Mechanistic simulations typically assume fixed ontologies: variables, causal relationships, and resolution policies are static. This assumption fails when the true causal structure is contested or unidentifiable-as in antimicrobial resistance (AMR) spread, where contact, environmental, and selection ontologies compete. We introduce Procela, a Python framework where variables act as epistemic authorities that maintain complete hypothesis memory, mechanisms encode competing ontologies as causal units, and governance observes epistemic signals and mutates system topology at runtime. This is the first framework where simulations test their own assumptions. We instantiate Procela for AMR in a hospital network with three competing families. Governance detects coverage decay, policy fragility, and runs structural probes. Results show 20.4% error reduction and 69% cumulative regret improvement over baseline. All experiments are reproducible with full auditability. Procela establishes a new paradigm: simulations that model not only the world but their own modeling process, enabling adaptation under structural uncertainty.

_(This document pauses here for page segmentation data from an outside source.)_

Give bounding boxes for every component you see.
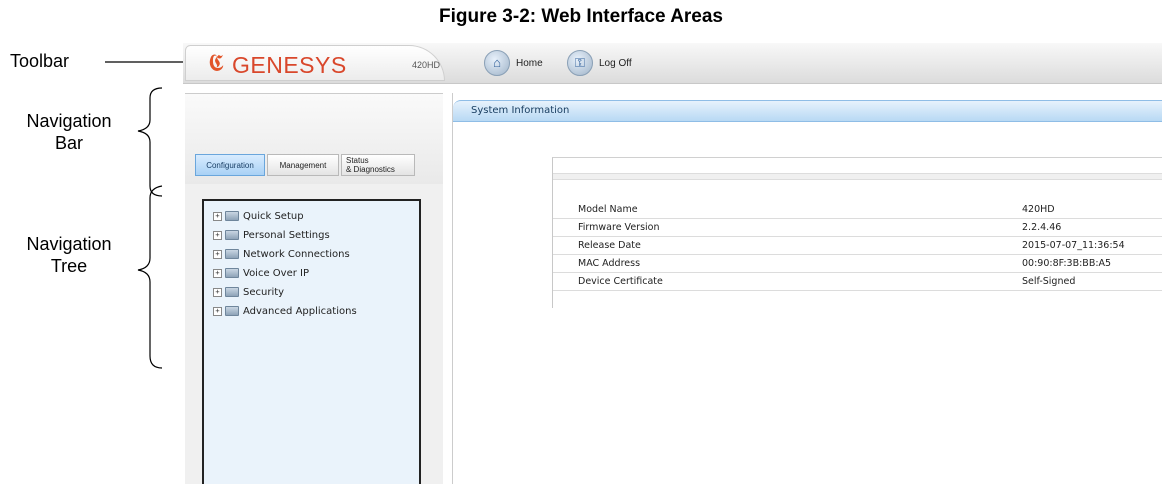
navigation-bar: Configuration Management Status & Diagno… bbox=[185, 94, 443, 184]
log-off-button[interactable]: ⚿ Log Off bbox=[567, 47, 632, 79]
row-label: Firmware Version bbox=[578, 222, 660, 233]
table-row: Model Name 420HD bbox=[553, 201, 1162, 219]
tab-status-line1: Status bbox=[346, 156, 369, 165]
folder-icon bbox=[225, 230, 239, 240]
row-label: MAC Address bbox=[578, 258, 641, 269]
system-info-header-strip bbox=[553, 173, 1162, 180]
folder-icon bbox=[225, 211, 239, 221]
navigation-bar-brace bbox=[137, 87, 163, 197]
navigation-tree: + Quick Setup + Personal Settings + Netw… bbox=[202, 199, 421, 484]
folder-icon bbox=[225, 268, 239, 278]
genesys-logo-icon: 𝕮 bbox=[208, 49, 224, 77]
tree-item-label: Personal Settings bbox=[243, 229, 330, 241]
tree-item-label: Advanced Applications bbox=[243, 305, 357, 317]
table-row: Device Certificate Self-Signed bbox=[553, 273, 1162, 291]
web-interface-screenshot: 𝕮 GENESYS 420HD ⌂ Home ⚿ Log Off Configu… bbox=[183, 43, 1162, 484]
row-value: Self-Signed bbox=[1022, 276, 1076, 287]
row-value: 2.2.4.46 bbox=[1022, 222, 1062, 233]
tab-status-diagnostics[interactable]: Status & Diagnostics bbox=[341, 154, 415, 176]
table-row: MAC Address 00:90:8F:3B:BB:A5 bbox=[553, 255, 1162, 273]
content-title: System Information bbox=[471, 105, 570, 116]
row-label: Model Name bbox=[578, 204, 638, 215]
folder-icon bbox=[225, 249, 239, 259]
row-value: 420HD bbox=[1022, 204, 1055, 215]
expand-icon[interactable]: + bbox=[213, 211, 222, 221]
key-icon: ⚿ bbox=[567, 50, 593, 76]
row-label: Device Certificate bbox=[578, 276, 663, 287]
expand-icon[interactable]: + bbox=[213, 249, 222, 259]
row-value: 2015-07-07_11:36:54 bbox=[1022, 240, 1125, 251]
home-button[interactable]: ⌂ Home bbox=[484, 47, 543, 79]
log-off-label: Log Off bbox=[599, 57, 632, 69]
tree-item-advanced-applications[interactable]: + Advanced Applications bbox=[213, 302, 357, 320]
content-area: System Information Model Name 420HD Firm… bbox=[452, 93, 1162, 484]
expand-icon[interactable]: + bbox=[213, 268, 222, 278]
tree-item-personal-settings[interactable]: + Personal Settings bbox=[213, 226, 330, 244]
tree-item-voice-over-ip[interactable]: + Voice Over IP bbox=[213, 264, 309, 282]
tree-item-label: Quick Setup bbox=[243, 210, 304, 222]
tree-item-label: Security bbox=[243, 286, 285, 298]
tree-item-label: Network Connections bbox=[243, 248, 350, 260]
navigation-panel: Configuration Management Status & Diagno… bbox=[185, 93, 443, 484]
home-icon: ⌂ bbox=[484, 50, 510, 76]
table-row: Firmware Version 2.2.4.46 bbox=[553, 219, 1162, 237]
toolbar: 𝕮 GENESYS 420HD ⌂ Home ⚿ Log Off bbox=[183, 43, 1162, 84]
expand-icon[interactable]: + bbox=[213, 230, 222, 240]
navigation-tree-brace bbox=[137, 185, 163, 369]
tree-item-quick-setup[interactable]: + Quick Setup bbox=[213, 207, 304, 225]
tree-item-network-connections[interactable]: + Network Connections bbox=[213, 245, 350, 263]
tree-item-security[interactable]: + Security bbox=[213, 283, 284, 301]
row-label: Release Date bbox=[578, 240, 641, 251]
expand-icon[interactable]: + bbox=[213, 287, 222, 297]
logo-tab: 𝕮 GENESYS 420HD bbox=[185, 45, 445, 81]
row-value: 00:90:8F:3B:BB:A5 bbox=[1022, 258, 1112, 269]
content-header-bar: System Information bbox=[453, 100, 1162, 122]
tab-status-line2: & Diagnostics bbox=[346, 165, 395, 174]
home-label: Home bbox=[516, 57, 543, 69]
tab-configuration[interactable]: Configuration bbox=[195, 154, 265, 176]
brand-name: GENESYS bbox=[232, 52, 347, 78]
expand-icon[interactable]: + bbox=[213, 306, 222, 316]
folder-icon bbox=[225, 287, 239, 297]
folder-icon bbox=[225, 306, 239, 316]
model-badge: 420HD bbox=[412, 60, 441, 70]
tree-item-label: Voice Over IP bbox=[243, 267, 310, 279]
tab-management[interactable]: Management bbox=[267, 154, 339, 176]
annotation-brackets bbox=[105, 61, 186, 369]
table-row: Release Date 2015-07-07_11:36:54 bbox=[553, 237, 1162, 255]
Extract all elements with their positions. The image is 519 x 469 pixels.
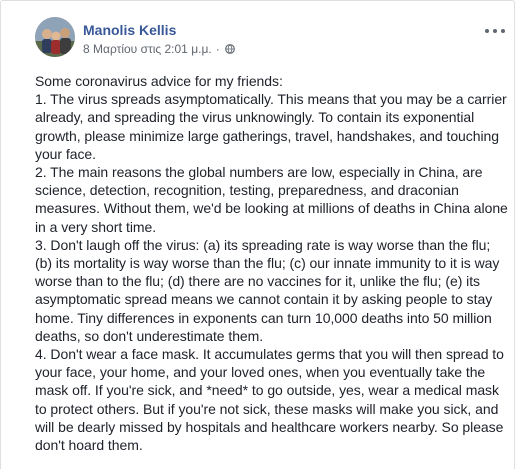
author-name[interactable]: Manolis Kellis — [83, 22, 176, 38]
more-dot — [485, 29, 489, 33]
avatar-photo — [35, 17, 75, 57]
post-paragraph: Some coronavirus advice for my friends: — [35, 73, 283, 89]
post-body: Some coronavirus advice for my friends: … — [35, 72, 511, 454]
more-options-icon[interactable] — [485, 25, 505, 37]
meta-separator: · — [215, 42, 220, 56]
more-dot — [501, 29, 505, 33]
post-meta: 8 Μαρτίου στις 2:01 μ.μ. · — [83, 42, 235, 56]
post-paragraph: 2. The main reasons the global numbers a… — [35, 164, 508, 235]
avatar[interactable] — [35, 17, 75, 57]
post-paragraph: 1. The virus spreads asymptomatically. T… — [35, 91, 507, 162]
post-paragraph: 3. Don't laugh off the virus: (a) its sp… — [35, 236, 500, 344]
globe-icon[interactable] — [224, 44, 235, 54]
more-dot — [493, 29, 497, 33]
post-header: Manolis Kellis 8 Μαρτίου στις 2:01 μ.μ. … — [35, 17, 505, 61]
post-paragraph: 4. Don't wear a face mask. It accumulate… — [35, 346, 504, 454]
post-card: Manolis Kellis 8 Μαρτίου στις 2:01 μ.μ. … — [0, 0, 515, 469]
post-timestamp[interactable]: 8 Μαρτίου στις 2:01 μ.μ. — [83, 42, 212, 56]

翻译：机制模拟通常假定固定的本体论：变量、因果关系和分辨率策略都是静态的。当真实的因果结构存在争议或无法确定时（如抗菌药耐药性传播中，接触、环境和选择本体论相互竞争），这一假设便失效了。我们提出了过程乐（Procela）——一个Python框架，其中变量作为认知权威，维护完整的假设记忆；机制将竞争性本体论编码为因果单元；治理则观测认知信号，并在运行时突变系统拓扑。这是首个允许模拟测试自身假设的框架。我们在一个包含三个竞争家族的医院网络中针对抗菌药耐药性实例化了过程乐。治理机制可检测覆盖率衰减、策略脆弱性并运行结构探针。结果表明，与基线相比，误差减少了20.4%，累积遗憾改善了69%。所有实验均可复现，且完全可审计。过程乐建立了一种新范式：模拟不仅能对世界进行建模，还能对其自身的建模过程进行建模，从而在结构不确定性下实现适应性调整。